Mardi 1er juillet, la peine de l’écrivain Boualem Sansal, notamment pour « atteinte à l’unité nationale », a été confirmée en appel. Depuis son arrestation en novembre dernier, l’écrivain est suspendu aux tensions diplomatiques entre Paris et Alger et espère une grâce présidentielle.
Cinq ans de prison ferme : la peine de l’écrivain Boualem Sansal a été confirmée en appel, mardi 1er juillet, à Alger. De quoi crisper encore un peu plus les relations déjà très tendues entre la France et l’Algérie, les deux pays de l’écrivain.
Le Quai d’Orsay a fustigé la décision de maintenir la peine prononcée en première instance, « à la fois incompréhensible et injustifiée », tout en insistant sur l’état de santé de l’écrivain, âgé de 80 ans et atteint d’un cancer. « La France appelle les autorités algériennes à faire preuve d’un geste de clémence et à trouver une issue rapide, humanitaire et digne […]. Notre souhait est qu’il puisse être libéré et soigné. »
Ce « geste » pourrait bien avoir lieu le 5 juillet, jour de la fête d’Indépendance algérienne, qui s’accompagne chaque année d’une vague de grâces présidentielles. En France, la grâce était déjà espérée et attendue à la suite de sa condamnation en première instance, sans qu’elle soit jamais officiellement évoquée par l’Algérie. Le président algérien Abdelmadjid Tebboune devait en tous les cas attendre la décision en appel pour prendre sa décision. (...)
Pris au piège des tensions franco-algériennes
Voilà plus de sept mois que Boualem Sansal est détenu en Algérie, depuis son arrestation le 16 novembre 2024. En cause, notamment, ses déclarations un mois plus tôt remettant en question les frontières de l’Algérie avant la colonisation française. « Toute la partie ouest de l’Algérie faisait partie du Maroc : Tlemcen, Oran et même jusqu’à Mascara », avait-il déclaré au média français d’extrême droite Frontières.

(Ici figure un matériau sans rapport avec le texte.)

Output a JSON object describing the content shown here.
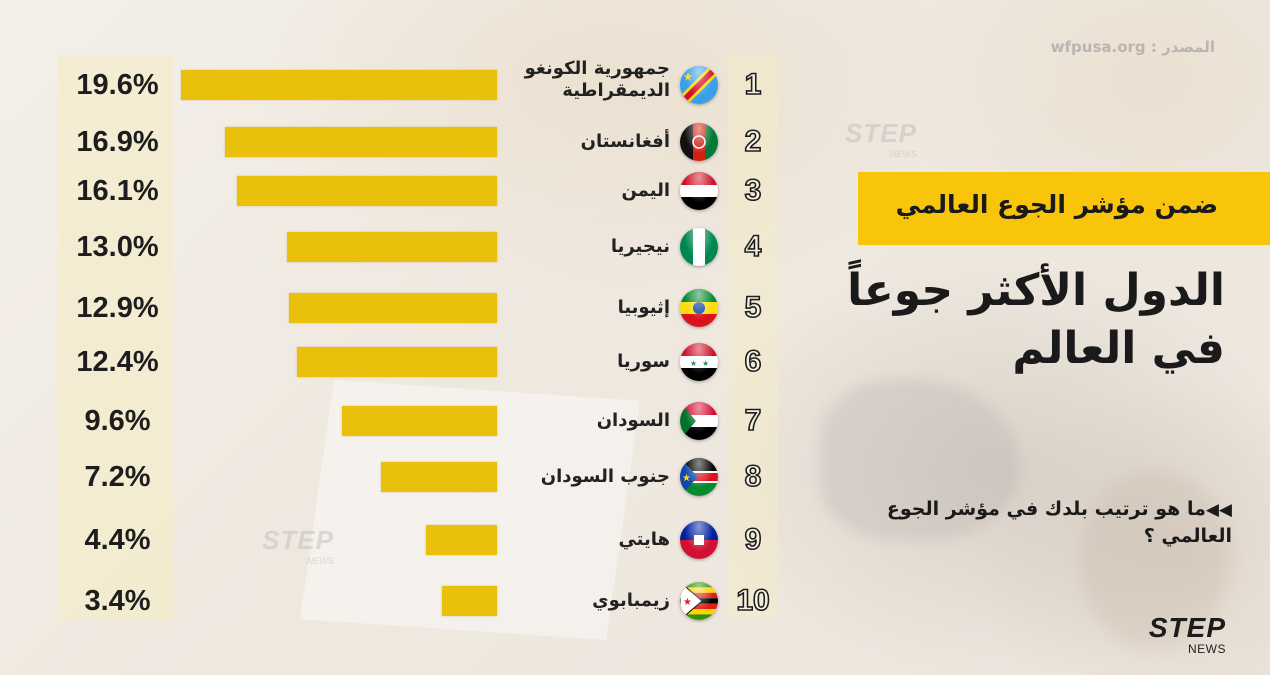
{
  "header": {
    "source": "المصدر : wfpusa.org",
    "banner": "ضمن مؤشر الجوع العالمي",
    "headline_line1": "الدول الأكثر جوعاً",
    "headline_line2": "في العالم",
    "question_arrow": "◀◀",
    "question": "ما هو ترتيب بلدك في مؤشر الجوع العالمي ؟"
  },
  "branding": {
    "logo_main": "STEP",
    "logo_sub": "NEWS",
    "watermark_main": "STEP",
    "watermark_sub": "NEWS"
  },
  "colors": {
    "bar": "#e9c10c",
    "banner": "#f9c50a",
    "text": "#1a1a1a"
  },
  "rows": [
    {
      "rank": "1",
      "country": "جمهورية الكونغو الديمقراطية",
      "value": "19.6%",
      "flag": "drc-flag-icon"
    },
    {
      "rank": "2",
      "country": "أفغانستان",
      "value": "16.9%",
      "flag": "afghanistan-flag-icon"
    },
    {
      "rank": "3",
      "country": "اليمن",
      "value": "16.1%",
      "flag": "yemen-flag-icon"
    },
    {
      "rank": "4",
      "country": "نيجيريا",
      "value": "13.0%",
      "flag": "nigeria-flag-icon"
    },
    {
      "rank": "5",
      "country": "إثيوبيا",
      "value": "12.9%",
      "flag": "ethiopia-flag-icon"
    },
    {
      "rank": "6",
      "country": "سوريا",
      "value": "12.4%",
      "flag": "syria-flag-icon"
    },
    {
      "rank": "7",
      "country": "السودان",
      "value": "9.6%",
      "flag": "sudan-flag-icon"
    },
    {
      "rank": "8",
      "country": "جنوب السودان",
      "value": "7.2%",
      "flag": "south-sudan-flag-icon"
    },
    {
      "rank": "9",
      "country": "هايتي",
      "value": "4.4%",
      "flag": "haiti-flag-icon"
    },
    {
      "rank": "10",
      "country": "زيمبابوي",
      "value": "3.4%",
      "flag": "zimbabwe-flag-icon"
    }
  ],
  "chart_data": {
    "type": "bar",
    "orientation": "horizontal",
    "title": "الدول الأكثر جوعاً في العالم",
    "subtitle": "ضمن مؤشر الجوع العالمي",
    "source": "wfpusa.org",
    "categories": [
      "جمهورية الكونغو الديمقراطية",
      "أفغانستان",
      "اليمن",
      "نيجيريا",
      "إثيوبيا",
      "سوريا",
      "السودان",
      "جنوب السودان",
      "هايتي",
      "زيمبابوي"
    ],
    "values": [
      19.6,
      16.9,
      16.1,
      13.0,
      12.9,
      12.4,
      9.6,
      7.2,
      4.4,
      3.4
    ],
    "value_unit": "%",
    "xlabel": "",
    "ylabel": "",
    "grid": false,
    "legend": null
  }
}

De quoi irriter les autorités algériennes, qui l’ont accablé de multiples chefs d’accusation : « atteinte à l’unité nationale », « outrage à corps constitué », « pratiques de nature à nuire à l’économie nationale » ou encore « détention de vidéos et de déclarations menaçant la sécurité et la stabilité du pays ». Le contexte diplomatique a immédiatement donné à l’affaire une tournure internationale.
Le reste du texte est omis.